Başlık: Beyaz Saray’da 28 Yıl Aradan Sonra İlk Güney Kıbrıs Lideri: ABD Denge Politikasından Vaz mı Geçiyor?
Kaynak: Getty Images ABD Başkanı Joe Biden, 30 Ekim’de Kıbrıs Cumhuriyeti Cumhurbaşkanı Nikos Christodoulides’i Beyaz Saray’da kabul etti. Christodoulides, 1970 yılında Makarios ve 1996’da Glafkos Klerides’in ardından Washington’da ağırlanan üçüncü Kıbrıslı Rum lideri oldu. Görüşme, iki ülkenin savunma da dahil olmak üzere ilişkilerini stratejik bir seviyeye taşıma kararı almalarının hemen sonrasında gerçekleşti. Türkiye, ABD’nin adada tarihsel olarak sürdürdüğü denge politikasından vazgeçmesinden huzursuzluk duyuyor ve Kıbrıs Cumhuriyeti’ne yönelik silah ambargosunun kaldırılmasından da kaygılı.

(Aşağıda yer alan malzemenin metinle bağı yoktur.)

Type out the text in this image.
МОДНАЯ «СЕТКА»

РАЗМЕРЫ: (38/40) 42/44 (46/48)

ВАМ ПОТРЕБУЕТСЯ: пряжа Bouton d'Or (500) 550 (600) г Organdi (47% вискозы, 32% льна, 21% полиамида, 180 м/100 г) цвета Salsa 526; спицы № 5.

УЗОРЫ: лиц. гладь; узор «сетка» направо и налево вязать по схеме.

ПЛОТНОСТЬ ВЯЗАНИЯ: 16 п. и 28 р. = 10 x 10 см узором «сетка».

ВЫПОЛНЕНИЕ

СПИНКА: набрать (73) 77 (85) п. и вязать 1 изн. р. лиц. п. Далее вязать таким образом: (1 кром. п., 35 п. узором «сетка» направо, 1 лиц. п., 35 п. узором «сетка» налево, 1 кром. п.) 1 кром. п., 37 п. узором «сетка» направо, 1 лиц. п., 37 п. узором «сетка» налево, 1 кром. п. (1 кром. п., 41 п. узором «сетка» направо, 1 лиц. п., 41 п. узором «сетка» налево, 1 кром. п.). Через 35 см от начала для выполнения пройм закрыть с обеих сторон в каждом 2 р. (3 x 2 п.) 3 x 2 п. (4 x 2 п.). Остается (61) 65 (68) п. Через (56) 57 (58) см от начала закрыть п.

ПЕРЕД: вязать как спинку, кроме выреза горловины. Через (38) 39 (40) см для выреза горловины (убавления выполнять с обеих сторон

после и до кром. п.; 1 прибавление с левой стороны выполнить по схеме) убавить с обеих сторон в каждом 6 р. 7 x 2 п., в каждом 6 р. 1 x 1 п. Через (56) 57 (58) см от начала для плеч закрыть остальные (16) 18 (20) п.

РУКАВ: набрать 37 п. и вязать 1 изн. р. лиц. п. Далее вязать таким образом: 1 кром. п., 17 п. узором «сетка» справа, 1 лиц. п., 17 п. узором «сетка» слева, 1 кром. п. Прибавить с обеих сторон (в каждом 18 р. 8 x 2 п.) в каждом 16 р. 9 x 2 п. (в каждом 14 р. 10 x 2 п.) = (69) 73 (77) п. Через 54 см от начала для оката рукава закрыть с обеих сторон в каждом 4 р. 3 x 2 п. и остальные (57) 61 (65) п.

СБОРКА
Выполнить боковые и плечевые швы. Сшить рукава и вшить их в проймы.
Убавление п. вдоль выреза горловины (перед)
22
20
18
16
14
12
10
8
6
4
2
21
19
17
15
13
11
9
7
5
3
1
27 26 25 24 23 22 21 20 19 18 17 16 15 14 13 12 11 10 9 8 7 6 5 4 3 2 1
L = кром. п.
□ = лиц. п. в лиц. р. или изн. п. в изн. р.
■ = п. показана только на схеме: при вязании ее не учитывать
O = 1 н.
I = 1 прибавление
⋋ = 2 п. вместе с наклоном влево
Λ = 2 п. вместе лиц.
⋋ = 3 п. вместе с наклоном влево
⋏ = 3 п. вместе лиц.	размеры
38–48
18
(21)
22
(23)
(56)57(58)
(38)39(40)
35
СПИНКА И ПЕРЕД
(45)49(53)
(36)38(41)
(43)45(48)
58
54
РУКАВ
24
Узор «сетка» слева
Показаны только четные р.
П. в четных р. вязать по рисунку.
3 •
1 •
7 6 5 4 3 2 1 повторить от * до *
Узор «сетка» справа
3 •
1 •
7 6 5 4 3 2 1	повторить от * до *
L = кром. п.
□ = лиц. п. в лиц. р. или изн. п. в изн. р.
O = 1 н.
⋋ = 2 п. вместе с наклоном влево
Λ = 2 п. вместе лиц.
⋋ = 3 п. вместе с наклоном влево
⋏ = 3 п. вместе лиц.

Görüşmede neler konuşuldu? Beyaz Saray’dan yapılan açıklamada, bu görüşmenin ABD ile Kıbrıs Cumhuriyeti Stratejik Diyalog mekanizmasının 23 Ekim’de hayata geçirilmesinin hemen ardından yapıldığına dikkat çekildi. Enerji kaynaklarının çeşitlendirilmesi, bölgesel güvenlik ve Ukrayna’daki gelişmelerin ele alındığı ifade edildi. Biden, Gazze’ye insani yardım ulaştırılmasında rol oynayan Kıbrıs Cumhuriyeti’ne teşekkür etti. Açıklamada ayrıca, Kıbrıs adasının fiilen bölünmesinin 50. yılına yaklaştığı hatırlatılıyor ve Biden’ın, Birleşmiş Milletler Güvenlik Konseyi kararlarıyla uyumlu olacak şekilde iki kesimli, iki toplumlu ve tüm Kıbrıslıların siyasi eşitliğine dayalı bir federasyon kurulmasını desteklediği bildirildi. Görüşme öncesinde kısa bir açıklama yapan Biden, Türk Silahlı Kuvvetleri’nin 1974 yılında adaya düzenlediği askeri harekâtı anarak, “Çok iyi hatırlıyorum. O yıl ABD Senatörü olarak ilk senemdi. Üzücü bir gündü,” dedi. Bununla birlikte, adadaki federal bir çözüm konusunda umutlu olduğunu da vurguladı.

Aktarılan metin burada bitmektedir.